Au niveau économique, le festival – qui fonctionne avec une toute petite équipe et un budget de 300 000 euros – parvient à subsister sans pour autant pouvoir s’ancrer solidement. « Nous n’avons pas de labellisation ni de conventionnement, précise son directeur. Par conséquent, il y a toujours une incertitude d’une année sur l’autre. Nous accusons une baisse sensible des aides financières des sociétés civiles (Sacem, Spedidam, etc.) mais, heureusement, nous bénéficions d’un soutien fort des collectivités territoriales, en particulier la ville de Mulhouse, étroitement liée au festival depuis le début. Parmi nos autres partenaires publics, l’investissement de la Région Grand Est m’apparaît une très bonne chose par rapport à l’Europe, à la circulation des projets et à la collaboration entre les structures. »
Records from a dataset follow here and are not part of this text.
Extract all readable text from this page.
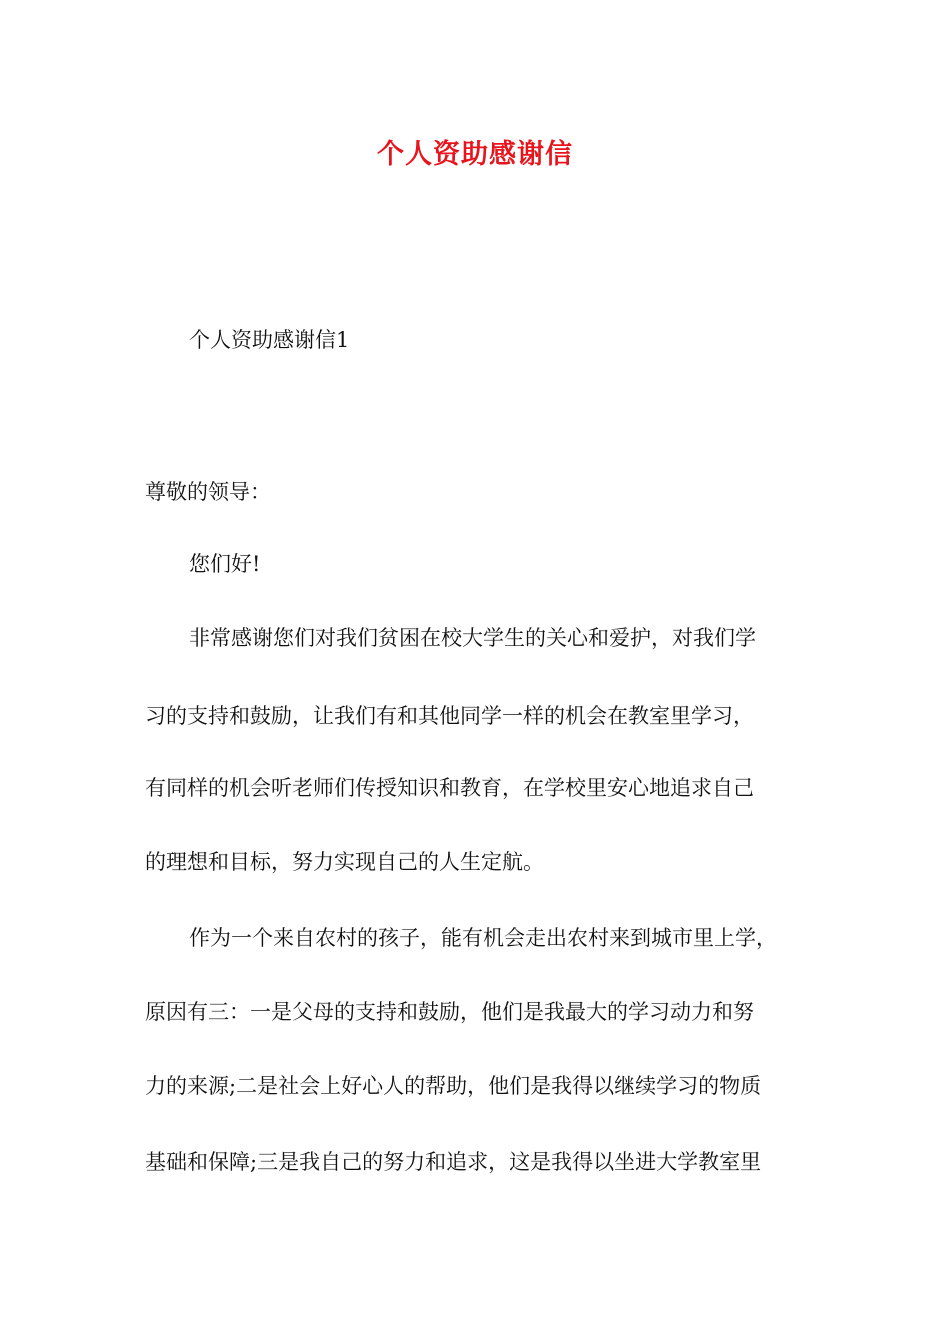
个人资助感谢信
个人资助感谢信1
尊敬的领导：
您们好!
非常感谢您们对我们贫困在校大学生的关心和爱护，对我们学
习的支持和鼓励，让我们有和其他同学一样的机会在教室里学习，
有同样的机会听老师们传授知识和教育，在学校里安心地追求自己
的理想和目标，努力实现自己的人生定航。
作为一个来自农村的孩子，能有机会走出农村来到城市里上学，
原因有三：一是父母的支持和鼓励，他们是我最大的学习动力和努
力的来源;二是社会上好心人的帮助，他们是我得以继续学习的物质
基础和保障;三是我自己的努力和追求，这是我得以坐进大学教室里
Du côté musical, l’édition 2024 s’annonce riche en stimulations inouïes. Y participent notamment l’intrépide accordéoniste Emilie Škrijelj, la formation vibrante Elder Ones menée par la chanteuse improvisatrice Amirtha Kidambi, la DJ expérimentale anglaise Mariam Rezaei, la fanfare de rue Grand Tabazù, le groupe anglais post-rock Still House Plants et le trio féminin berlinois Contagious, adepte d’une électronique savamment fureteuse.